SEMDs are a heterogeneous group of skeletal disorders characterised by defective growth and modelling of the spine and long bones. Genetic defects in two inherited SEMDs have been identified and these involve abnormalities of the collagen type II gene located on chromosome 12q12-q13.2, and an ATP sulfurylase/APS kinase gene located on 10q23-34. These are not the cause of the Missouri variant (SEMDMO), which occurs as an autosomal dominant trait in a unique four-generation kindred.

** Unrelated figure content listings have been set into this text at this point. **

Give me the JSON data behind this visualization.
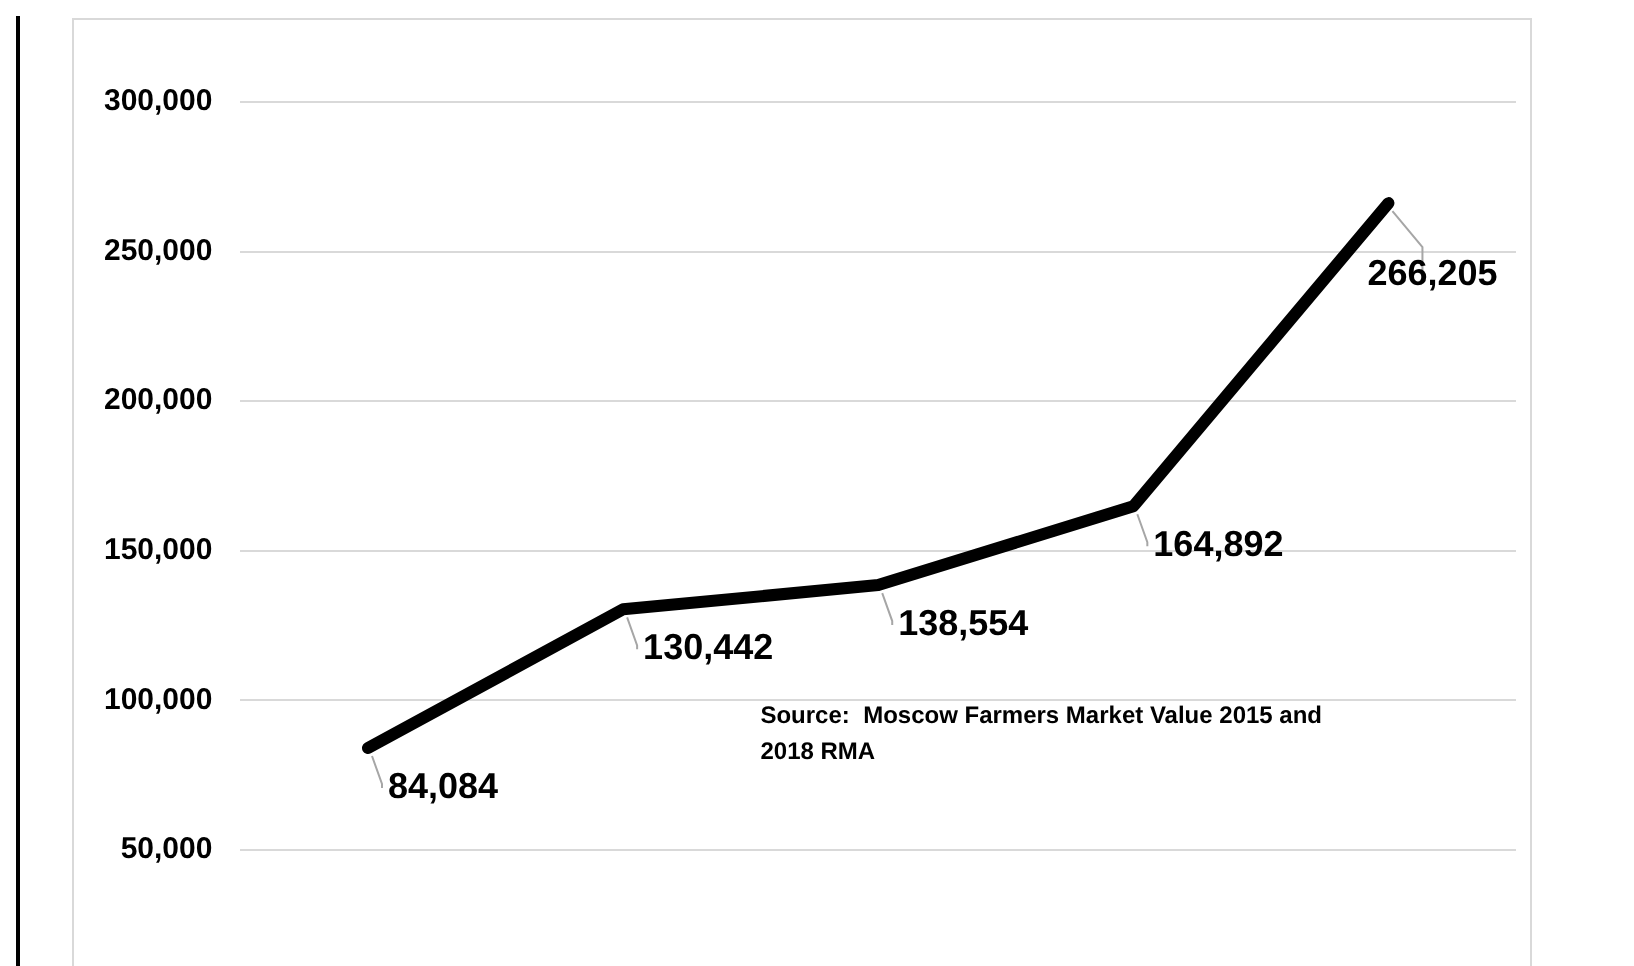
{
  "chart_data": {
    "type": "line",
    "categories": [
      null,
      null,
      null,
      null,
      null
    ],
    "series": [
      {
        "color": "#000000",
        "values": [
          84084,
          130442,
          138554,
          164892,
          266205
        ],
        "value_labels": [
          "84,084",
          "130,442",
          "138,554",
          "164,892",
          "266,205"
        ]
      }
    ],
    "ylim": [
      50000,
      300000
    ],
    "yticks": [
      {
        "value": 50000,
        "label": "50,000"
      },
      {
        "value": 100000,
        "label": "100,000"
      },
      {
        "value": 150000,
        "label": "150,000"
      },
      {
        "value": 200000,
        "label": "200,000"
      },
      {
        "value": 250000,
        "label": "250,000"
      },
      {
        "value": 300000,
        "label": "300,000"
      }
    ],
    "grid": "y",
    "legend": false,
    "marker": "none",
    "line_style": "solid",
    "annotations": [
      "Source:  Moscow Farmers Market Value 2015 and 2018 RMA"
    ]
  }
}
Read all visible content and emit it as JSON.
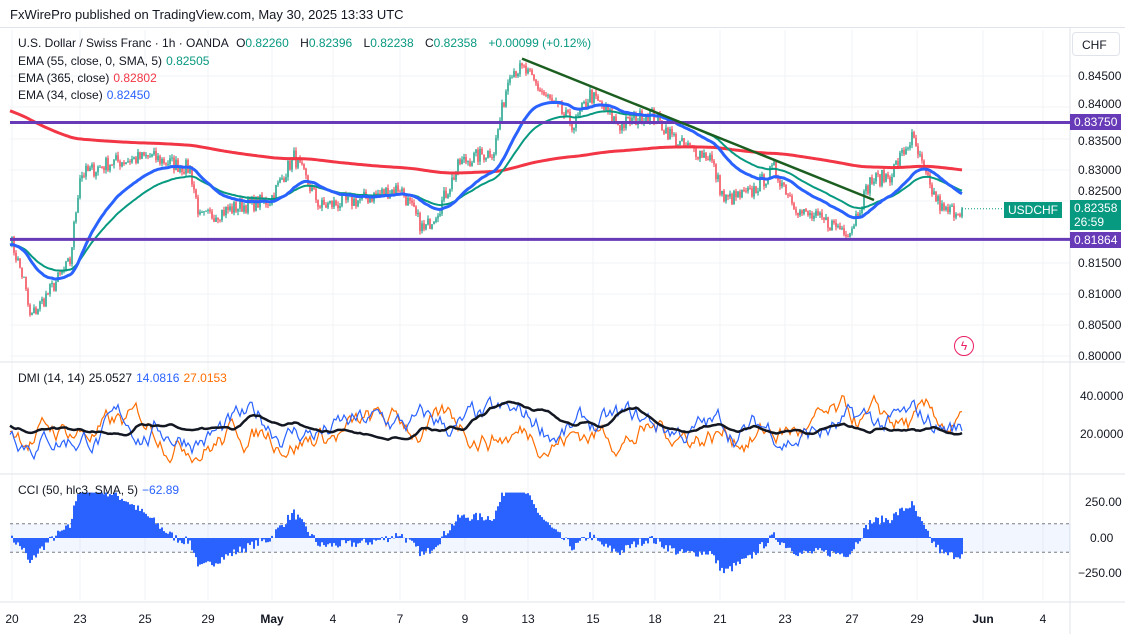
{
  "publisher": "FxWirePro published on TradingView.com, May 30, 2025 13:33 UTC",
  "symbol": {
    "name": "U.S. Dollar / Swiss Franc · 1h · OANDA",
    "o_label": "O",
    "o": "0.82260",
    "h_label": "H",
    "h": "0.82396",
    "l_label": "L",
    "l": "0.82238",
    "c_label": "C",
    "c": "0.82358",
    "change": "+0.00099 (+0.12%)"
  },
  "indicators": [
    {
      "label": "EMA (55, close, 0, SMA, 5)",
      "value": "0.82505",
      "color": "#089981"
    },
    {
      "label": "EMA (365, close)",
      "value": "0.82802",
      "color": "#f23645"
    },
    {
      "label": "EMA (34, close)",
      "value": "0.82450",
      "color": "#2962ff"
    }
  ],
  "dmi": {
    "label": "DMI (14, 14)",
    "adx": "25.0527",
    "plus_di": "14.0816",
    "minus_di": "27.0153",
    "ticks": [
      "40.0000",
      "20.0000"
    ]
  },
  "cci": {
    "label": "CCI (50, hlc3, SMA, 5)",
    "value": "−62.89",
    "ticks": [
      "250.00",
      "0.00",
      "−250.00"
    ]
  },
  "price_axis": {
    "currency": "CHF",
    "ticks": [
      "0.84500",
      "0.84000",
      "0.83500",
      "0.83000",
      "0.82500",
      "0.81500",
      "0.81000",
      "0.80500",
      "0.80000"
    ],
    "resistance": "0.83750",
    "support": "0.81864",
    "last": "0.82358",
    "countdown": "26:59",
    "ticker": "USDCHF"
  },
  "x_axis": [
    "20",
    "23",
    "25",
    "29",
    "May",
    "4",
    "7",
    "9",
    "13",
    "15",
    "18",
    "21",
    "23",
    "27",
    "29",
    "Jun",
    "4"
  ],
  "chart_data": {
    "type": "candlestick",
    "title": "USDCHF 1h",
    "levels": {
      "resistance": 0.8375,
      "support": 0.81864
    },
    "trendline": [
      [
        256,
        0.8478
      ],
      [
        432,
        0.825
      ]
    ],
    "path": [
      [
        0,
        0.819
      ],
      [
        7,
        0.812
      ],
      [
        10,
        0.806
      ],
      [
        17,
        0.809
      ],
      [
        30,
        0.815
      ],
      [
        35,
        0.829
      ],
      [
        50,
        0.831
      ],
      [
        70,
        0.832
      ],
      [
        90,
        0.83
      ],
      [
        95,
        0.822
      ],
      [
        115,
        0.824
      ],
      [
        130,
        0.825
      ],
      [
        142,
        0.832
      ],
      [
        155,
        0.824
      ],
      [
        175,
        0.825
      ],
      [
        195,
        0.827
      ],
      [
        207,
        0.82
      ],
      [
        215,
        0.824
      ],
      [
        225,
        0.831
      ],
      [
        242,
        0.833
      ],
      [
        250,
        0.846
      ],
      [
        257,
        0.846
      ],
      [
        267,
        0.842
      ],
      [
        282,
        0.837
      ],
      [
        290,
        0.842
      ],
      [
        305,
        0.837
      ],
      [
        320,
        0.839
      ],
      [
        335,
        0.834
      ],
      [
        350,
        0.832
      ],
      [
        357,
        0.825
      ],
      [
        370,
        0.826
      ],
      [
        382,
        0.83
      ],
      [
        395,
        0.823
      ],
      [
        420,
        0.82
      ],
      [
        430,
        0.828
      ],
      [
        440,
        0.829
      ],
      [
        451,
        0.835
      ],
      [
        460,
        0.827
      ],
      [
        467,
        0.823
      ],
      [
        476,
        0.82358
      ]
    ]
  }
}
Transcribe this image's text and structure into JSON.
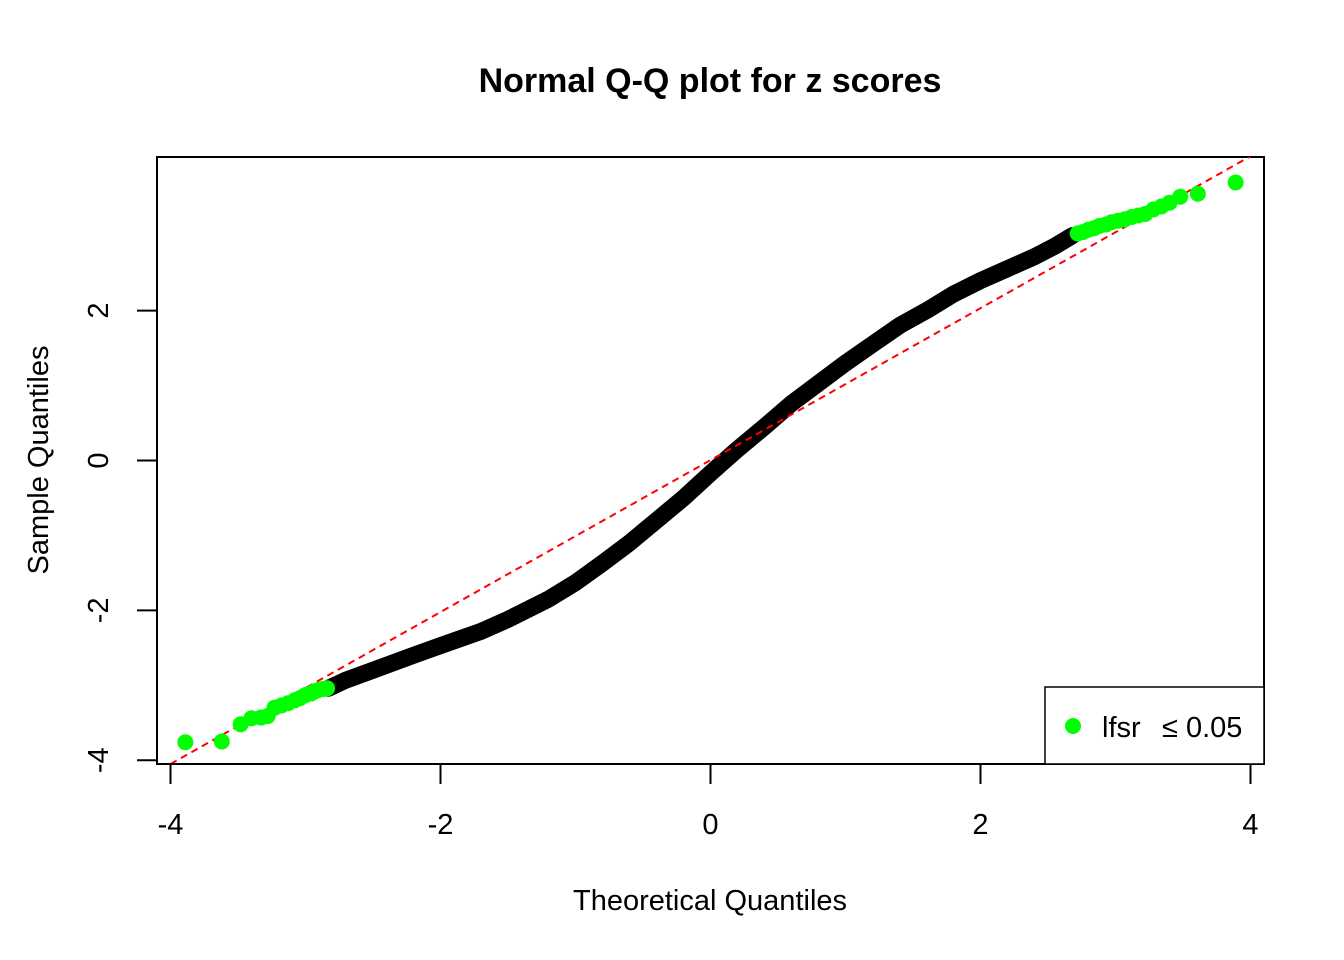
{
  "chart_data": {
    "type": "scatter",
    "title": "Normal Q-Q plot for z scores",
    "xlabel": "Theoretical Quantiles",
    "ylabel": "Sample Quantiles",
    "xlim": [
      -4.1,
      4.1
    ],
    "ylim": [
      -4.05,
      4.05
    ],
    "x_ticks": [
      -4,
      -2,
      0,
      2,
      4
    ],
    "y_ticks": [
      -4,
      -2,
      0,
      2
    ],
    "x_tick_labels": [
      "-4",
      "-2",
      "0",
      "2",
      "4"
    ],
    "y_tick_labels": [
      "-4",
      "-2",
      "0",
      "2"
    ],
    "grid": false,
    "legend": {
      "position": "bottom-right",
      "label_main": "lfsr",
      "label_rel": "≤ 0.05"
    },
    "reference_line": {
      "style": "dashed",
      "color": "#ff0000",
      "points": [
        [
          -4.0,
          -4.05
        ],
        [
          4.0,
          4.06
        ]
      ]
    },
    "series": [
      {
        "color": "#000000",
        "curve": [
          [
            -2.83,
            -3.04
          ],
          [
            -2.7,
            -2.93
          ],
          [
            -2.5,
            -2.8
          ],
          [
            -2.2,
            -2.6
          ],
          [
            -2.0,
            -2.47
          ],
          [
            -1.7,
            -2.28
          ],
          [
            -1.5,
            -2.12
          ],
          [
            -1.2,
            -1.85
          ],
          [
            -1.0,
            -1.63
          ],
          [
            -0.8,
            -1.37
          ],
          [
            -0.6,
            -1.1
          ],
          [
            -0.4,
            -0.8
          ],
          [
            -0.2,
            -0.5
          ],
          [
            0.0,
            -0.17
          ],
          [
            0.2,
            0.15
          ],
          [
            0.4,
            0.45
          ],
          [
            0.6,
            0.76
          ],
          [
            0.8,
            1.03
          ],
          [
            1.0,
            1.3
          ],
          [
            1.2,
            1.55
          ],
          [
            1.4,
            1.8
          ],
          [
            1.6,
            2.0
          ],
          [
            1.8,
            2.22
          ],
          [
            2.0,
            2.4
          ],
          [
            2.2,
            2.56
          ],
          [
            2.4,
            2.72
          ],
          [
            2.55,
            2.86
          ],
          [
            2.68,
            3.0
          ]
        ]
      },
      {
        "name": "lfsr ≤ 0.05",
        "color": "#00ff00",
        "points": [
          [
            -3.89,
            -3.76
          ],
          [
            -3.62,
            -3.75
          ],
          [
            -3.48,
            -3.52
          ],
          [
            -3.4,
            -3.44
          ],
          [
            -3.33,
            -3.43
          ],
          [
            -3.28,
            -3.41
          ],
          [
            -3.23,
            -3.3
          ],
          [
            -3.18,
            -3.27
          ],
          [
            -3.13,
            -3.24
          ],
          [
            -3.08,
            -3.2
          ],
          [
            -3.04,
            -3.17
          ],
          [
            -3.0,
            -3.13
          ],
          [
            -2.96,
            -3.11
          ],
          [
            -2.93,
            -3.08
          ],
          [
            -2.9,
            -3.06
          ],
          [
            -2.87,
            -3.05
          ],
          [
            -2.84,
            -3.04
          ],
          [
            2.72,
            3.03
          ],
          [
            2.76,
            3.05
          ],
          [
            2.8,
            3.08
          ],
          [
            2.84,
            3.1
          ],
          [
            2.88,
            3.13
          ],
          [
            2.93,
            3.15
          ],
          [
            2.97,
            3.18
          ],
          [
            3.02,
            3.2
          ],
          [
            3.07,
            3.22
          ],
          [
            3.12,
            3.25
          ],
          [
            3.17,
            3.27
          ],
          [
            3.22,
            3.29
          ],
          [
            3.28,
            3.35
          ],
          [
            3.34,
            3.39
          ],
          [
            3.4,
            3.44
          ],
          [
            3.48,
            3.52
          ],
          [
            3.61,
            3.56
          ],
          [
            3.89,
            3.71
          ]
        ]
      }
    ]
  }
}
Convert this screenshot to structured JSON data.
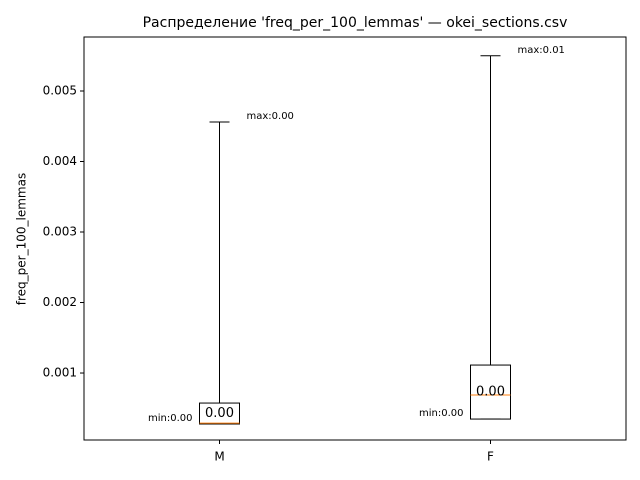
{
  "chart_data": {
    "type": "box",
    "title": "Распределение 'freq_per_100_lemmas' — okei_sections.csv",
    "y_label": "freq_per_100_lemmas",
    "categories": [
      "M",
      "F"
    ],
    "boxes": [
      {
        "min": 0.000277,
        "q1": 0.000277,
        "median": 0.00029,
        "q3": 0.000574,
        "max": 0.00456,
        "min_label": "min:0.00",
        "max_label": "max:0.00",
        "median_label": "0.00"
      },
      {
        "min": 0.000347,
        "q1": 0.000347,
        "median": 0.000688,
        "q3": 0.001113,
        "max": 0.0055,
        "min_label": "min:0.00",
        "max_label": "max:0.01",
        "median_label": "0.00"
      }
    ],
    "box_color": "#000000",
    "median_color": "#ff7f0e",
    "ylim": [
      5e-05,
      0.005766
    ],
    "yticks": [
      0.001,
      0.002,
      0.003,
      0.004,
      0.005
    ]
  }
}
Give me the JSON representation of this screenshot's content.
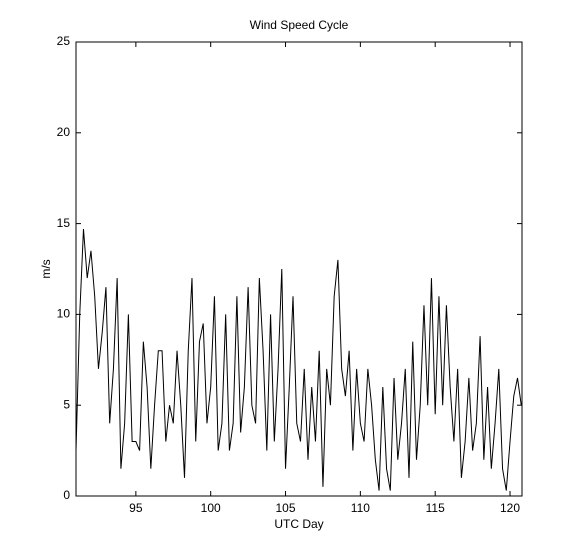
{
  "chart_data": {
    "type": "line",
    "title": "Wind Speed Cycle",
    "x_label": "UTC Day",
    "y_label": "m/s",
    "x": [
      91,
      91.25,
      91.5,
      91.75,
      92,
      92.25,
      92.5,
      92.75,
      93,
      93.25,
      93.5,
      93.75,
      94,
      94.25,
      94.5,
      94.75,
      95,
      95.25,
      95.5,
      95.75,
      96,
      96.25,
      96.5,
      96.75,
      97,
      97.25,
      97.5,
      97.75,
      98,
      98.25,
      98.5,
      98.75,
      99,
      99.25,
      99.5,
      99.75,
      100,
      100.25,
      100.5,
      100.75,
      101,
      101.25,
      101.5,
      101.75,
      102,
      102.25,
      102.5,
      102.75,
      103,
      103.25,
      103.5,
      103.75,
      104,
      104.25,
      104.5,
      104.75,
      105,
      105.25,
      105.5,
      105.75,
      106,
      106.25,
      106.5,
      106.75,
      107,
      107.25,
      107.5,
      107.75,
      108,
      108.25,
      108.5,
      108.75,
      109,
      109.25,
      109.5,
      109.75,
      110,
      110.25,
      110.5,
      110.75,
      111,
      111.25,
      111.5,
      111.75,
      112,
      112.25,
      112.5,
      112.75,
      113,
      113.25,
      113.5,
      113.75,
      114,
      114.25,
      114.5,
      114.75,
      115,
      115.25,
      115.5,
      115.75,
      116,
      116.25,
      116.5,
      116.75,
      117,
      117.25,
      117.5,
      117.75,
      118,
      118.25,
      118.5,
      118.75,
      119,
      119.25,
      119.5,
      119.75,
      120,
      120.25,
      120.5,
      120.75
    ],
    "values": [
      2.5,
      10,
      14.7,
      12,
      13.5,
      11,
      7,
      9,
      11.5,
      4,
      7,
      12,
      1.5,
      4,
      10,
      3,
      3,
      2.5,
      8.5,
      6,
      1.5,
      5,
      8,
      8,
      3,
      5,
      4,
      8,
      5,
      1,
      8,
      12,
      3,
      8.5,
      9.5,
      4,
      6,
      11,
      2.5,
      4,
      10,
      2.5,
      4,
      11,
      3.5,
      6,
      11.5,
      5,
      4,
      12,
      8,
      2.5,
      10,
      3,
      7,
      12.5,
      1.5,
      6,
      11,
      4,
      3,
      7,
      2,
      6,
      3,
      8,
      0.5,
      7,
      5,
      11,
      13,
      7,
      5.5,
      8,
      2.5,
      7,
      4,
      3,
      7,
      5,
      2,
      0.3,
      6,
      1.5,
      0.3,
      6.5,
      2,
      4,
      7,
      1,
      8.5,
      2,
      5,
      10.5,
      5,
      12,
      4.5,
      11,
      5,
      10.5,
      6,
      3,
      7,
      1,
      3,
      6.5,
      2.5,
      4,
      8.8,
      2,
      6,
      1.5,
      4,
      7,
      1.5,
      0.3,
      3,
      5.5,
      6.5,
      5
    ],
    "color": "#000000",
    "xlim": [
      91,
      120.8
    ],
    "ylim": [
      0,
      25
    ],
    "xticks": [
      95,
      100,
      105,
      110,
      115,
      120
    ],
    "yticks": [
      0,
      5,
      10,
      15,
      20,
      25
    ]
  }
}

In order to identify the gene causing SEMDMO a genome wide linkage search was performed, using chromosome-specific sets of fluorescently labelled microsatellite markers at an average intermarker distance of 10 cM. Linkage between SEMDMO and loci from an approximate 17 cM region on chromosome 11q14.3-q23.2 was established (peak LOD score = 4.92 at 0% recombination with D11S898). The ENSEMBL database revealed 234 genes within this region including a cluster of 9 genes coding for matrix metalloproteinases (MMPs) at 11q22.3. Of these, MMP13, which is known to degrade collagen type II and is specifically expressed in foetal chondrocytes and osteoblasts, appeared the best candidate for SEMDMO. Sequence analysis of the 1416 bp coding region of the MMP13 gene from an affected family member revealed a T to C transition at residue 56 (TTC to TCC), predicting a phenylalanine to serine missense mutation (Phe56Ser), which co-segregated with SEMDMO and was absent in 110 unrelated normals. This mutation resides in the pro-region domain and substitution of the hydrophobic phenylalanine for a hydrophilic serine is likely to affect processing and activity. This was studied by transient expression of wild type and mutant MMP13 in HEK293 cells, which revealed secretion of both forms with intracellular degradation of the mutant protein. Thus, our results are the first to show that a molecular defect of MMP13 causes abnormalities of human skeletal development.